The average residual term of a bond is referred to as the duration. The longer the remaining duration, the more sensitive the bond is to interest changes. Therefore, the duration allows for a very precise – albeit simplified – forecast of the price development of a bond in case of a specific interest-rate movement.
In order to reduce interest-rate risks, we recommend diversifying the assets across different terms. Even for a portfolio made up of several fixed-interest securities, the interest sensitivity can be explained using the duration model. The predictive value of this model, however, greatly depends on the shape of the yield curve.

Four scenarios for the interest-rate structure of bonds

The interest structure reflects the returns of the same type of fixed-interest securities across various residual maturities. Government bonds are particularly relevant in this respect. A distinction is made between four types of interest-rate structures:

  1. Normal (rising) yield curve: For this interest structure, the interest is higher the longer the remaining term is.
  2. Flat yield curve: In a flat structure, all terms have the same interest rate.
  3. Inverse (falling) yield curve: Here, the interest decreases the longer the term is.
  4. Irregular yield curve: A combination of the aforementioned structures – for example, rising interest for short-term bonds and falling interest for long-term bonds.
yield-curves-of-the-deutsche-bundesbank

Yield curves of the Deutsche Bundesbank at different times

Left: Interest rate (p.a.), right: Term in years

Source: BuBa

Expected interest-rate development determines strategy for bonds

The interest structure can take different forms over time. Depending on the direction in which the interest rate will change, the investor follows another strategy. The aim is to reduce losses in case of an undesired interest-rate movement as well as maximize profits in case of an advantageous movement.
Among strategies, a fundamental distinction is made between those based on assets and those that also include the liabilities of pension funds or insurance companies. With the latter, the primary goal is to coordinate the interest-rate risks of both sides (meaning assets and liabilities) with each other. The goal is to thus make the balance sheet immune to interest-rate movements.
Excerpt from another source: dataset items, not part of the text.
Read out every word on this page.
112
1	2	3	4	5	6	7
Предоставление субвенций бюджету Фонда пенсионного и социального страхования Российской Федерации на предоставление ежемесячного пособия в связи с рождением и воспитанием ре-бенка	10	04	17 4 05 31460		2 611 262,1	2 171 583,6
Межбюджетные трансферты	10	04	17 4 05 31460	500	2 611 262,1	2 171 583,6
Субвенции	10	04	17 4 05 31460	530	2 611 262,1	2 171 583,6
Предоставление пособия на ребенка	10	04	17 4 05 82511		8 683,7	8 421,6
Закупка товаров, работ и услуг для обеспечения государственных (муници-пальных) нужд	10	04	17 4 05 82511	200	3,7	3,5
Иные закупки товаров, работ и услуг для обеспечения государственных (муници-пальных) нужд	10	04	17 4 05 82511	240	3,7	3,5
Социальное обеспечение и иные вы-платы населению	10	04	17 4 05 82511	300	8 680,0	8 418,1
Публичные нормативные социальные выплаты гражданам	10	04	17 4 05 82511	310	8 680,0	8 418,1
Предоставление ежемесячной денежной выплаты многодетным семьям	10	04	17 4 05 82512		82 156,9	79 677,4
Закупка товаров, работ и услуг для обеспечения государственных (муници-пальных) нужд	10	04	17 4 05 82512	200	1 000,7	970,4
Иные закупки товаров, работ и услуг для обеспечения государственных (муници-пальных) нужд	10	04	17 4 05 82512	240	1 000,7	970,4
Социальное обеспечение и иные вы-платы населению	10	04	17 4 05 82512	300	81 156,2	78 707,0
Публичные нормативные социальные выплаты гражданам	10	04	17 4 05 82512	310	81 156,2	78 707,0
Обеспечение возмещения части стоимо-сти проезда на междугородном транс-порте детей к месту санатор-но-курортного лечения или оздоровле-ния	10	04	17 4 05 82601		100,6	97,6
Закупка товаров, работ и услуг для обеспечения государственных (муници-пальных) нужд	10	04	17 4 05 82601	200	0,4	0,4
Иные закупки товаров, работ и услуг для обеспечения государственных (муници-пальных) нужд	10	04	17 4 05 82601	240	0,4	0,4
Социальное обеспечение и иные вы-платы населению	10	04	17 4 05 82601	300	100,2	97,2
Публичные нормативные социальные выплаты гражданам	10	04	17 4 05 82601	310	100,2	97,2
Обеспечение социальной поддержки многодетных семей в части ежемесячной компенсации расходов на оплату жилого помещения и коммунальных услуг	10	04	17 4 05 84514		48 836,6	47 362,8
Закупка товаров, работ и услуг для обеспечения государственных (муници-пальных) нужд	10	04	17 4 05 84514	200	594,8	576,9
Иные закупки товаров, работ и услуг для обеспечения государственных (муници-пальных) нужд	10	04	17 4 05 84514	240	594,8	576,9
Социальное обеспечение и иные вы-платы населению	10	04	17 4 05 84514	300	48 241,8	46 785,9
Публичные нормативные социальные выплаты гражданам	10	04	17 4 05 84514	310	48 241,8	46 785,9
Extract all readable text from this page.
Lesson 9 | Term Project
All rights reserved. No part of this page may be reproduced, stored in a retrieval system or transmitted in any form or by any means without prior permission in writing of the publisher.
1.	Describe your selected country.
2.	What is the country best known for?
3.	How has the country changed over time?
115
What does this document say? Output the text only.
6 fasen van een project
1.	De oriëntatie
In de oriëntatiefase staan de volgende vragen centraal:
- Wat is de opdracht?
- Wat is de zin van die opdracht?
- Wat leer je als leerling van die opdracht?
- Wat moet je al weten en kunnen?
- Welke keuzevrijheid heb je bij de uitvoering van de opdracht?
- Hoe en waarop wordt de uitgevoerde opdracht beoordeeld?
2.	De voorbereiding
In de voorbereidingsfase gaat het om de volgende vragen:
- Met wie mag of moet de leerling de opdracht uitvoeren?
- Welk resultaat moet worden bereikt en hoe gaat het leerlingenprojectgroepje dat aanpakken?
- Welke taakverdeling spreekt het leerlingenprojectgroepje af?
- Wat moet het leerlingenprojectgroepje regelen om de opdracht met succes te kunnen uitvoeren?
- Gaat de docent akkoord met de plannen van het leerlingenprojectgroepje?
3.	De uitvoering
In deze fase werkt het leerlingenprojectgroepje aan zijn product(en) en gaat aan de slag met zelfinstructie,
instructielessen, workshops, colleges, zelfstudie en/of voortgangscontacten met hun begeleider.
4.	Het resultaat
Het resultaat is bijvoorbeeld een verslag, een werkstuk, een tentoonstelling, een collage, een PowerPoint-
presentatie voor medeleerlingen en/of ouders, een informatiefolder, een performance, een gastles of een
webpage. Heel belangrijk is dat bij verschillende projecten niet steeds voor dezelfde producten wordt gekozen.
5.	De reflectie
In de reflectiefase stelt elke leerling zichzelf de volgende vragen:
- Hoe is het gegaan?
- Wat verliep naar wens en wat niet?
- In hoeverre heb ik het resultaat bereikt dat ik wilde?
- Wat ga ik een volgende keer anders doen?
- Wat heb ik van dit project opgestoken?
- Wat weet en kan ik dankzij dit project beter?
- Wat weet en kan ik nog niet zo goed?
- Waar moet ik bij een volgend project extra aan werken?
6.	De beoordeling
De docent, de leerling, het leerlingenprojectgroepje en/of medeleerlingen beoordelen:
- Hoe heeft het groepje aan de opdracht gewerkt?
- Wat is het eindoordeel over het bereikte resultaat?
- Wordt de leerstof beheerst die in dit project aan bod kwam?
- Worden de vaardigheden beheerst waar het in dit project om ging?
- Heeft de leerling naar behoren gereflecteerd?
Three basic strategies for fixed-interest securities

  1. Even ladder: Equal distribution

    With this strategy, investments are spread out evenly across all term segments. Periodically, short-term investments are sold in order to stock up on long-term investments and to recreate the original duration. This strategy is rather inflexible in terms of including a tactical expectation.
  2. Bullet: Concentration on one segment

    The bullet strategy focuses on one term segment. This strategy is expected to perform better than, or at least not as poorly as, the rest of the curve. The duration of this strategy is very close to the selected term.
  3. Barbell: Every segment except one

    Those relying on the barbell strategy avoid investing in a given term segment. Frequently, short-term investments are combined with long-term investments. In the middle, the investments have a medium duration. As a rule, this strategy is selected if the middle segment appears very unattractive.
investment-strategies-for fixed-interest-securities

Investment strategies for fixed-interest securities

Source: Credit Suisse

Adjust the strategy to interest-rate development

Investors can optimize their return with the right strategy. At the same time, it protects against any losses due to rising interest rates. What the right strategy is, however, depends on the individual situation and the risk profile. Interest-rate expectations must also be taken into account. The duration model can provide a simplified forecast for this.